Vio. But if she cannot loue you sir.
Du. It cannot be so answer'd.
975Vio. Sooth but you must.
Say that some Lady, as perhappes there is,
Hath for your loue as great a pang of heart
As you haue for Oliuia: you cannot loue her:
You tel her so: Must she not then be answer'd?
980Du. There is no womans sides
Can bide the beating of so strong a passion,
As loue doth giue my heart: no womans heart
So bigge, to hold so much, they lacke retention.
Alas, their loue may be call'd appetite,
985No motion of the Liuer, but the Pallat,
That suffer surfet, cloyment, and reuolt,
But mine is all as hungry as the Sea,
And can digest as much, make no compare
Betweene that loue a woman can beare me,
990And that I owe Oliuia.
Vio. I but I know.
Du. What dost thou knowe?
Vio. Too well what loue women to men may owe:
In faith they are as true of heart, as we.
995My Father had a daughter lou'd a man
As it might be perhaps, were I a woman
I should your Lordship.
Du. And what's her history?
Vio. A blanke my Lord: she neuer told her loue,
1000But let concealment like a worme i'th budde
Feede on her damaske cheeke: she pin'd in thought,
And with a greene and yellow melancholly,
She sate like Patience on a Monument,
Smiling at greefe. Was not this loue indeede?

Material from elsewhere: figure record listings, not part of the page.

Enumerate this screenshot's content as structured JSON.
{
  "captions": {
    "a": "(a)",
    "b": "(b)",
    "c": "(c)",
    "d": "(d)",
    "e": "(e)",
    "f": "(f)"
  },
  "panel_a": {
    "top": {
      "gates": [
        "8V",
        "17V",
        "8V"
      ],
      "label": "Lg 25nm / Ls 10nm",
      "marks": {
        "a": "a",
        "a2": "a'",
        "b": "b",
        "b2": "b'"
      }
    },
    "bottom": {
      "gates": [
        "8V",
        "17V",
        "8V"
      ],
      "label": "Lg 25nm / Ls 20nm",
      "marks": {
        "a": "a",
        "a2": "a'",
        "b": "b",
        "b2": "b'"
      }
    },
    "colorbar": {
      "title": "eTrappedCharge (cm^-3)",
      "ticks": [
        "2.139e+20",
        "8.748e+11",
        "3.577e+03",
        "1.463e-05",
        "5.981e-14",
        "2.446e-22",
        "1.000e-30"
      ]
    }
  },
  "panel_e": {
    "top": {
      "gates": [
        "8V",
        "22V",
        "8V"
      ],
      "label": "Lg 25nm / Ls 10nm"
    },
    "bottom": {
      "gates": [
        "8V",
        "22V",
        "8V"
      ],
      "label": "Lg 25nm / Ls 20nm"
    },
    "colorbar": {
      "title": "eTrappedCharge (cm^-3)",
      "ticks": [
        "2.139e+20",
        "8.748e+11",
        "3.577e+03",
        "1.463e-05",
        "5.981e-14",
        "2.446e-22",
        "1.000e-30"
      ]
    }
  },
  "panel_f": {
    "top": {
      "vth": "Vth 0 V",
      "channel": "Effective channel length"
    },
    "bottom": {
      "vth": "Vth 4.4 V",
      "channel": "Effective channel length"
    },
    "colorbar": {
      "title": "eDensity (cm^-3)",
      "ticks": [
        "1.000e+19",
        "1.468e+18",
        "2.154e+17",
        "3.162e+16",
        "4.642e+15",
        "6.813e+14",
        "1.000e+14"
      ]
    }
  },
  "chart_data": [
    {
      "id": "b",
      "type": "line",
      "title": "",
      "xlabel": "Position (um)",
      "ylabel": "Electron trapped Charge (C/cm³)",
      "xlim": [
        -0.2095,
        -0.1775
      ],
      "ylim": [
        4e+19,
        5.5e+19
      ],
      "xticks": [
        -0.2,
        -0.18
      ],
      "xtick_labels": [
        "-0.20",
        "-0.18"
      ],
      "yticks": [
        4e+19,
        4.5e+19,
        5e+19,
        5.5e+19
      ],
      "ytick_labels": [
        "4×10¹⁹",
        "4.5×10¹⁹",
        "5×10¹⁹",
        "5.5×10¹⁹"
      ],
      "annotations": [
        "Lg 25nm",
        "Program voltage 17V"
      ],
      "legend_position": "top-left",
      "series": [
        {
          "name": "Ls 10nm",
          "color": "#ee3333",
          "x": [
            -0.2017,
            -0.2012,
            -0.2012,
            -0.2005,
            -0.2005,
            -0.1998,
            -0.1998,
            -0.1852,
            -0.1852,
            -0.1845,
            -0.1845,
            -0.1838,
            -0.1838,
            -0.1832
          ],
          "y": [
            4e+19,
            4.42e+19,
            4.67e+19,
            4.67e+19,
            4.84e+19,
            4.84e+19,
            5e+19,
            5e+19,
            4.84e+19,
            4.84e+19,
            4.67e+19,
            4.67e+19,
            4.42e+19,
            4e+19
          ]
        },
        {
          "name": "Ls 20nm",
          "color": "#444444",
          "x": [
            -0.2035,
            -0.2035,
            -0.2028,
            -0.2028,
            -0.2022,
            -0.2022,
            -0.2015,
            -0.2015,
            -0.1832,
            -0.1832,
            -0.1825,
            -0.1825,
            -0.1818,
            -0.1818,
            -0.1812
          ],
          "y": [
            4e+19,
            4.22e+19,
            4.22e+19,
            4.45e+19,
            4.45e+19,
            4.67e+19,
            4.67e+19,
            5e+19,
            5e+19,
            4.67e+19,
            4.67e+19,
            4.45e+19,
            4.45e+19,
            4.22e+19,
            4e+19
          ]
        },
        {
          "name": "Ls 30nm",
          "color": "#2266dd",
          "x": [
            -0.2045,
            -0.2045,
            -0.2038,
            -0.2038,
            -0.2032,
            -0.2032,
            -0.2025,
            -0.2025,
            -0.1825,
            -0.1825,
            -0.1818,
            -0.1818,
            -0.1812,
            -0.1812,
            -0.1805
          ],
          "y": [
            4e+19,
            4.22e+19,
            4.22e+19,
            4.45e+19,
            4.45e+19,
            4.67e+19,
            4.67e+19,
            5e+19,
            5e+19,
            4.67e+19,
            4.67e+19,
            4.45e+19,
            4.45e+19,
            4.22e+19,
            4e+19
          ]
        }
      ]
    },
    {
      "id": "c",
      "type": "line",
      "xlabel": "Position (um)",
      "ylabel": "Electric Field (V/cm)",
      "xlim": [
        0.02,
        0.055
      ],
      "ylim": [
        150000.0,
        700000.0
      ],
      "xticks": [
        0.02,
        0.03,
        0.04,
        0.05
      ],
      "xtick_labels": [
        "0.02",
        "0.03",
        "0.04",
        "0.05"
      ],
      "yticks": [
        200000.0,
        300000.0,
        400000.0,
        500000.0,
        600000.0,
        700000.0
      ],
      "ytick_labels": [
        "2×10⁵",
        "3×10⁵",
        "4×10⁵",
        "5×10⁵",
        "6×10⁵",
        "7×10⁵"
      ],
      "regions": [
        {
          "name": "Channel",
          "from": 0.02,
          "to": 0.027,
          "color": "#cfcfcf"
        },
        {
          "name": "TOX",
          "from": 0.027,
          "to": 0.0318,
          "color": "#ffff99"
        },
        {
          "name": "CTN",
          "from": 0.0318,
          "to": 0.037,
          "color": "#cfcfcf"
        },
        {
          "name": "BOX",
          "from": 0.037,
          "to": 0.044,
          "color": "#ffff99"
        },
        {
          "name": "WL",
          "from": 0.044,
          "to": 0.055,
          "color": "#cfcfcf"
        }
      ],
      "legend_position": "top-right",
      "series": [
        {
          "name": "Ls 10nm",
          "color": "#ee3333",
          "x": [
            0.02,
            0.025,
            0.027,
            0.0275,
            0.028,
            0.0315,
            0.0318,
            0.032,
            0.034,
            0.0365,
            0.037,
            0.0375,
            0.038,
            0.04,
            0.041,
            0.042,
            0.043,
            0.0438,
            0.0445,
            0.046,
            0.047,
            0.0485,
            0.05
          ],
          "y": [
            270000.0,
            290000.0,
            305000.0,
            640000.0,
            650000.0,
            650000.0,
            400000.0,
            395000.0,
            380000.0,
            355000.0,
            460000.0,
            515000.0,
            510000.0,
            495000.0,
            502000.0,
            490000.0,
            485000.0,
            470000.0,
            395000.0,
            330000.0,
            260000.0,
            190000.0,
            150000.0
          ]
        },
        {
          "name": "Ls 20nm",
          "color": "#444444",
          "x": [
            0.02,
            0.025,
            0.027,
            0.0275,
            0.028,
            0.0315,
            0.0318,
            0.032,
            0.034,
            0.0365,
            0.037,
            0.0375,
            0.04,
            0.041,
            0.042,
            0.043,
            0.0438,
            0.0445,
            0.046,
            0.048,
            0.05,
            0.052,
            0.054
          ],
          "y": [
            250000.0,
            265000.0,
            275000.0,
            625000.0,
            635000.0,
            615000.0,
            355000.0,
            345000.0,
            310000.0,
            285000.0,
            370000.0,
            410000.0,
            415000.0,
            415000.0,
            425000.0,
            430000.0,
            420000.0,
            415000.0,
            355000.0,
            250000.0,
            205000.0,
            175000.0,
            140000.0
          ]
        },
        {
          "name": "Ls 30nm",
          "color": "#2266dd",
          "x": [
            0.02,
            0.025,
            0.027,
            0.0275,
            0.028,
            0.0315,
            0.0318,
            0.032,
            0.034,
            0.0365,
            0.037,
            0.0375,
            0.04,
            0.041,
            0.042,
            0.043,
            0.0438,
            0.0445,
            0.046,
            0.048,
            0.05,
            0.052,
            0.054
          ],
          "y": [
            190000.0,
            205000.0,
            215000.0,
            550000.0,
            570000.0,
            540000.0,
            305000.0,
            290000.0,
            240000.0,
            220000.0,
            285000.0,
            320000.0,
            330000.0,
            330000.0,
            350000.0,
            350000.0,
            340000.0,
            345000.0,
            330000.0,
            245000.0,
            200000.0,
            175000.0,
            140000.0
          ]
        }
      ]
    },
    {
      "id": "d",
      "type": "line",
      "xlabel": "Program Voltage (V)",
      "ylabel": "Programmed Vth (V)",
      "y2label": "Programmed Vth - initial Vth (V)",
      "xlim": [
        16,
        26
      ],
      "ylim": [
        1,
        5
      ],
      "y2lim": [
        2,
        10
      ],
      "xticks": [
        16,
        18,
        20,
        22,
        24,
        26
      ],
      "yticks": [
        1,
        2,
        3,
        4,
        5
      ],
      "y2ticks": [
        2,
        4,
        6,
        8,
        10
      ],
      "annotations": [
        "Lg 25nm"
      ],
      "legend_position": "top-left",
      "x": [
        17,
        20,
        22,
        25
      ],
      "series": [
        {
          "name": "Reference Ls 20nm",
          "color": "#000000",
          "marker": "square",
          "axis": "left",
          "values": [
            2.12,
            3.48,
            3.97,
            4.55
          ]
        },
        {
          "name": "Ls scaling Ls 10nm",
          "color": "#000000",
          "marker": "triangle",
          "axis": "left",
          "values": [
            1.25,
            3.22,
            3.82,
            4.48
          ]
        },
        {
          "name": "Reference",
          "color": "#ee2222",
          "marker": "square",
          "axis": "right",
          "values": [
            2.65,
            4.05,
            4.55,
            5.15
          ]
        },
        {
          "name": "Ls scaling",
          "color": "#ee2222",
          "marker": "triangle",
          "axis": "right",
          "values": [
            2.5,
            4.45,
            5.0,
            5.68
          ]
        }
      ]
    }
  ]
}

1005We men may say more, sweare more, but indeed
Our shewes are more then will: for still we proue
Much in our vowes, but little in our loue.
Du. But di'de thy sister of her loue my Boy?
Vio. I am all the daughters of my Fathers house,
1010And all the brothers too: and yet I know not.
Sir, shall I to this Lady?
Du. I that's the Theame,
To her in haste: giue her this Iewell: say,
My loue can giue no place, bide no denay.